Flint-spiracy

Flintstones were cloned from Neanderthal DNA found in ice caves.
Flintstones exist only In a bio-dome funded by general mills,
maker of fruity pebbles

This conspiracy, still in process, called Rip Van Twinkle Toes
aims to slingshot the Flintstones past 50,000 years of extinction,
catching them up with, to the extent possible, present humans.

Despite a charity of shortcuts to our modern knowledge,
Flintstonian imitation has yet to find par.
Flintstonian attempts to replicate the car, for example,
render foot-powered steamrollers, of a seated operation,
immensely less useful than man’s horse powered modes
which he has long utilized, not to mention surpassed.

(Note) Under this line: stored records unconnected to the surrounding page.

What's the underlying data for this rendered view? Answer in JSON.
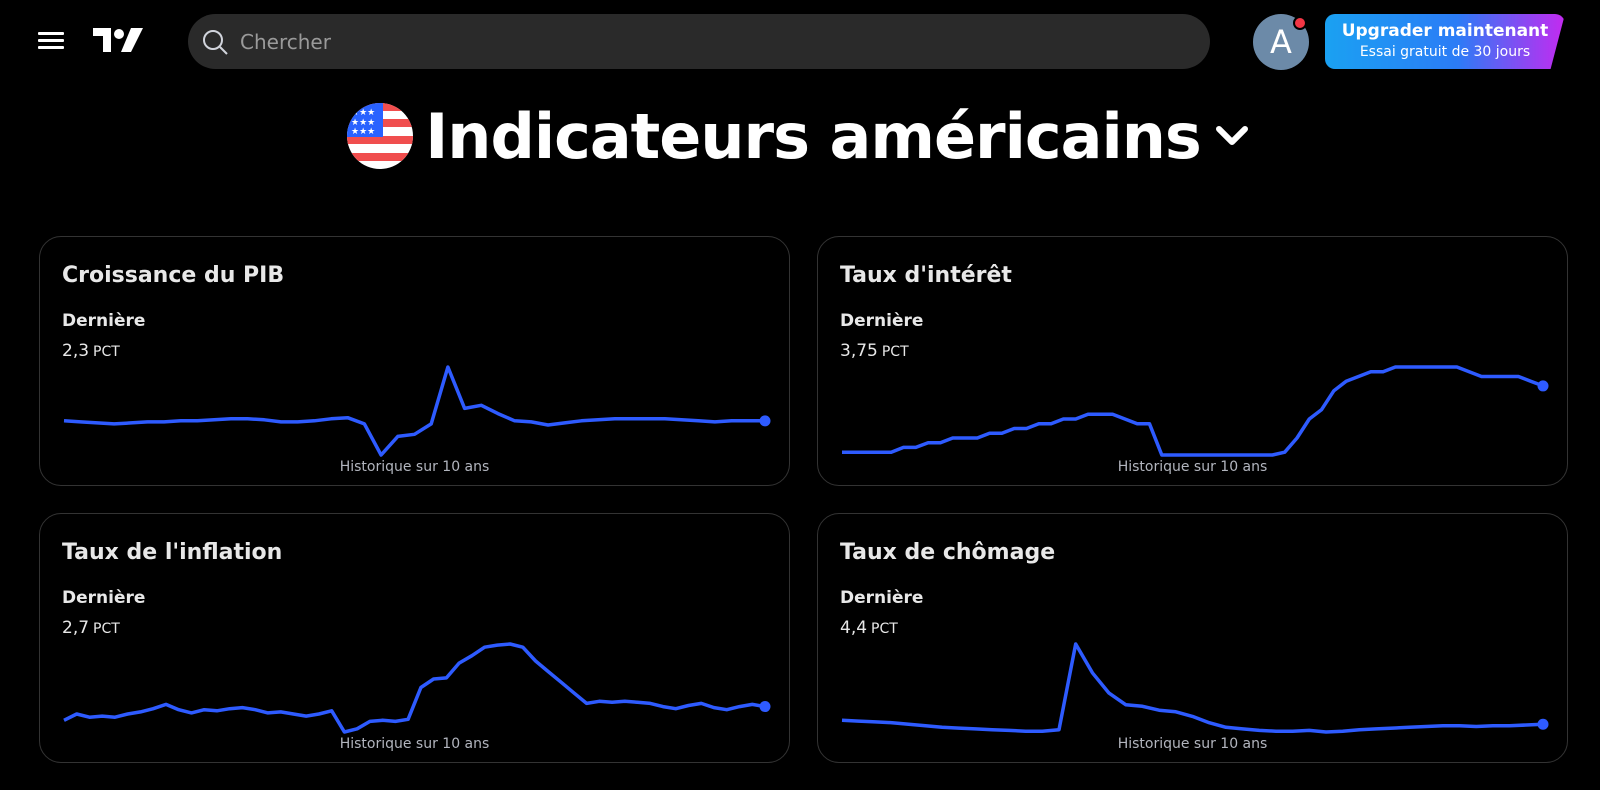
{
  "header": {
    "search_placeholder": "Chercher",
    "avatar_letter": "A",
    "upgrade_title": "Upgrader maintenant",
    "upgrade_subtitle": "Essai gratuit de 30 jours"
  },
  "page": {
    "title": "Indicateurs américains"
  },
  "colors": {
    "line": "#2e5bff",
    "card_border": "#333333",
    "upgrade_start": "#1aa1f2",
    "upgrade_end": "#c42af0"
  },
  "cards": [
    {
      "title": "Croissance du PIB",
      "label": "Dernière",
      "value": "2,3",
      "unit": "PCT",
      "footer": "Historique sur 10 ans"
    },
    {
      "title": "Taux d'intérêt",
      "label": "Dernière",
      "value": "3,75",
      "unit": "PCT",
      "footer": "Historique sur 10 ans"
    },
    {
      "title": "Taux de l'inflation",
      "label": "Dernière",
      "value": "2,7",
      "unit": "PCT",
      "footer": "Historique sur 10 ans"
    },
    {
      "title": "Taux de chômage",
      "label": "Dernière",
      "value": "4,4",
      "unit": "PCT",
      "footer": "Historique sur 10 ans"
    }
  ],
  "chart_data": [
    {
      "type": "line",
      "title": "Croissance du PIB",
      "values": [
        2.3,
        2.2,
        2.1,
        2.0,
        2.1,
        2.2,
        2.2,
        2.3,
        2.3,
        2.4,
        2.5,
        2.5,
        2.4,
        2.2,
        2.2,
        2.3,
        2.5,
        2.6,
        2.0,
        -1.0,
        0.8,
        1.0,
        2.0,
        7.5,
        3.5,
        3.8,
        3.0,
        2.3,
        2.2,
        1.9,
        2.1,
        2.3,
        2.4,
        2.5,
        2.5,
        2.5,
        2.5,
        2.4,
        2.3,
        2.2,
        2.3,
        2.3,
        2.3
      ]
    },
    {
      "type": "line",
      "title": "Taux d'intérêt",
      "values": [
        0.25,
        0.25,
        0.25,
        0.25,
        0.25,
        0.5,
        0.5,
        0.75,
        0.75,
        1.0,
        1.0,
        1.0,
        1.25,
        1.25,
        1.5,
        1.5,
        1.75,
        1.75,
        2.0,
        2.0,
        2.25,
        2.25,
        2.25,
        2.0,
        1.75,
        1.75,
        0.1,
        0.1,
        0.1,
        0.1,
        0.1,
        0.1,
        0.1,
        0.1,
        0.1,
        0.1,
        0.25,
        1.0,
        2.0,
        2.5,
        3.5,
        4.0,
        4.25,
        4.5,
        4.5,
        4.75,
        4.75,
        4.75,
        4.75,
        4.75,
        4.75,
        4.5,
        4.25,
        4.25,
        4.25,
        4.25,
        4.0,
        3.75
      ]
    },
    {
      "type": "line",
      "title": "Taux de l'inflation",
      "values": [
        1.4,
        2.0,
        1.7,
        1.8,
        1.7,
        2.0,
        2.2,
        2.5,
        2.9,
        2.4,
        2.1,
        2.4,
        2.3,
        2.5,
        2.6,
        2.4,
        2.1,
        2.2,
        2.0,
        1.8,
        2.0,
        2.3,
        0.3,
        0.6,
        1.3,
        1.4,
        1.3,
        1.5,
        4.5,
        5.3,
        5.4,
        6.8,
        7.5,
        8.3,
        8.5,
        8.6,
        8.3,
        7.0,
        6.0,
        5.0,
        4.0,
        3.0,
        3.2,
        3.1,
        3.2,
        3.1,
        3.0,
        2.7,
        2.5,
        2.8,
        3.0,
        2.6,
        2.4,
        2.7,
        2.9,
        2.7
      ]
    },
    {
      "type": "line",
      "title": "Taux de chômage",
      "values": [
        4.9,
        4.8,
        4.7,
        4.6,
        4.4,
        4.2,
        4.0,
        3.9,
        3.8,
        3.7,
        3.6,
        3.5,
        3.5,
        3.7,
        14.7,
        11.0,
        8.4,
        6.9,
        6.7,
        6.2,
        6.0,
        5.4,
        4.6,
        4.0,
        3.8,
        3.6,
        3.5,
        3.5,
        3.6,
        3.4,
        3.5,
        3.7,
        3.8,
        3.9,
        4.0,
        4.1,
        4.2,
        4.2,
        4.1,
        4.2,
        4.2,
        4.3,
        4.4
      ]
    }
  ]
}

Flintstones have advanced, somehow, in particular areas.
Inexplicable adeptness in understanding human language,
even to the extent of adopting contemporary human accents,
has GM researchers stumped with disconnections to numerous failures.

Subject “Fred,” was offered insight to animal-powered transportation.
Fearing this to be “Dinosaur abuse” however, he refused it.
He then fed his pet dinosaur, named “Dino” (a conspiracy also,)
then dragged his car for 5 miles in bare feet to his place of work, a quarry,
where brontosauruses, as if machines, smashed heads into boulders.